Cybercriminals Can Steal Cash, Assets Using 24-B Passwords
Updated: Jun 18, 2022
Experts are concerned that the more than 24 billion usernames and passwords exposed on the internet, the equivalent of nearly four for every person on the planet, will be cracked by cybercriminals and used to siphon off cash and other assets, according to Jamie Harris of the US Sun.
Photo Insert: 49 of the 50 most commonly used passwords can be cracked in under a second using simple tools commonly found on criminal forums.
Despite repeated warnings, a startling number of them use passwords that are extremely easy to guess. The sensitive information is a compilation of various breaches that have occurred over the years. Many are available on the dark web, where cyber criminals hide.

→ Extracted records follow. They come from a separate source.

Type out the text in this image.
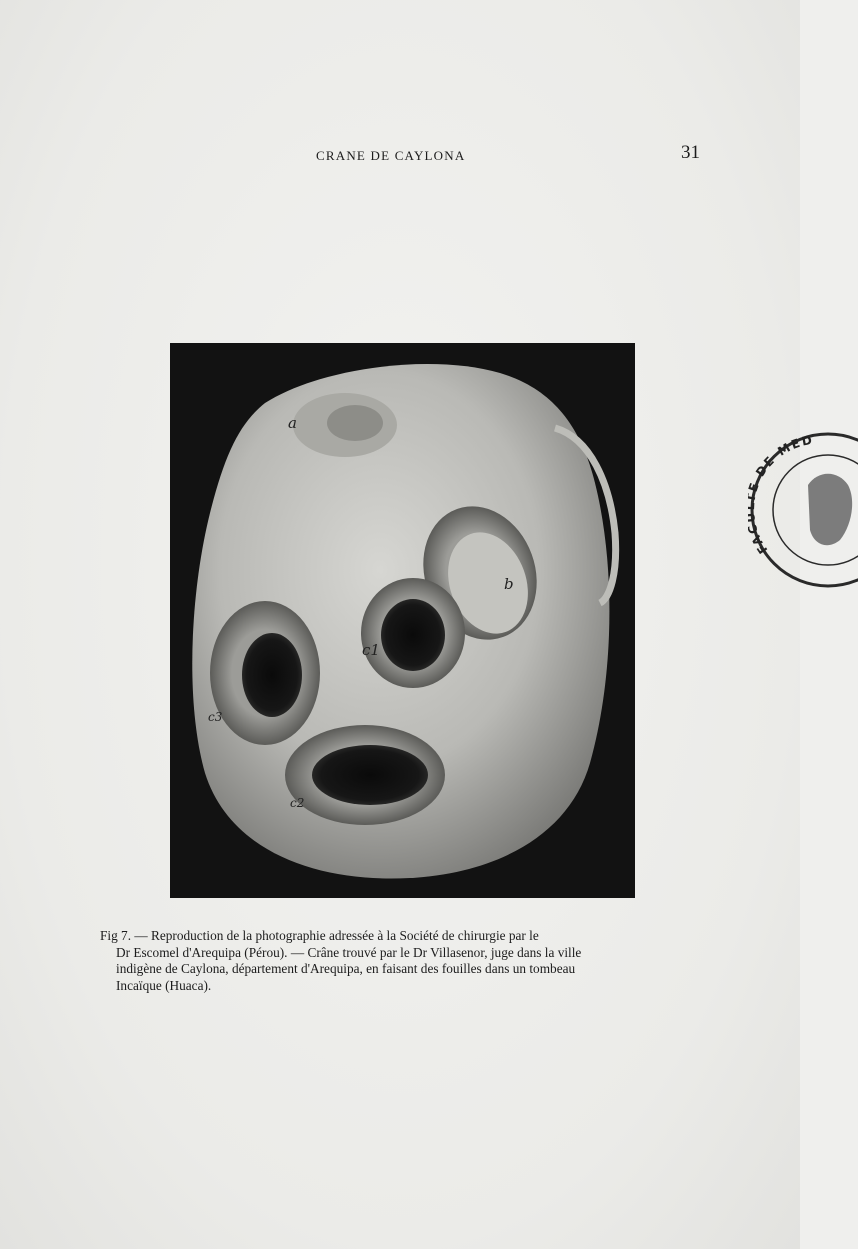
CRANE DE CAYLONA	31
a
b
c1
c3
c2
Fig 7. — Reproduction de la photographie adressée à la Société de chirurgie par le
Dr Escomel d'Arequipa (Pérou). — Crâne trouvé par le Dr Villasenor, juge dans la ville
indigène de Caylona, département d'Arequipa, en faisant des fouilles dans un tombeau
Incaïque (Huaca).
FA DE MED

The word "password" ranks among the top 50 passwords found on the internet, alongside the classic "qwerty," with nearly one in every 200 being "123456."
According to experts from security firm Digital Shadows, 49 of the 50 most commonly used passwords can be cracked in under a second using simple tools commonly found on criminal forums. Simply adding a special character like # or * increases the time it takes a thief to solve the password by about 90 minutes.
The alarming figure of 24 billion represents a massive 65 percent increase over 2020.
Once a hacker has gained access to a password database and obtained the data, they can perform credential stuffing, which involves trying the same usernames and passwords on numerous other websites to see if you're using the same login details.
"We will move to a 'passwordless' future, but for now the issue of breached credentials is out of control," said Chris Morgan, senior cyber-threat intelligence analyst at Digital Shadows.
"Criminals have an endless list of breached credentials they can try but adding to this problem are weak passwords which means many accounts can be guessed using automated tools in just seconds.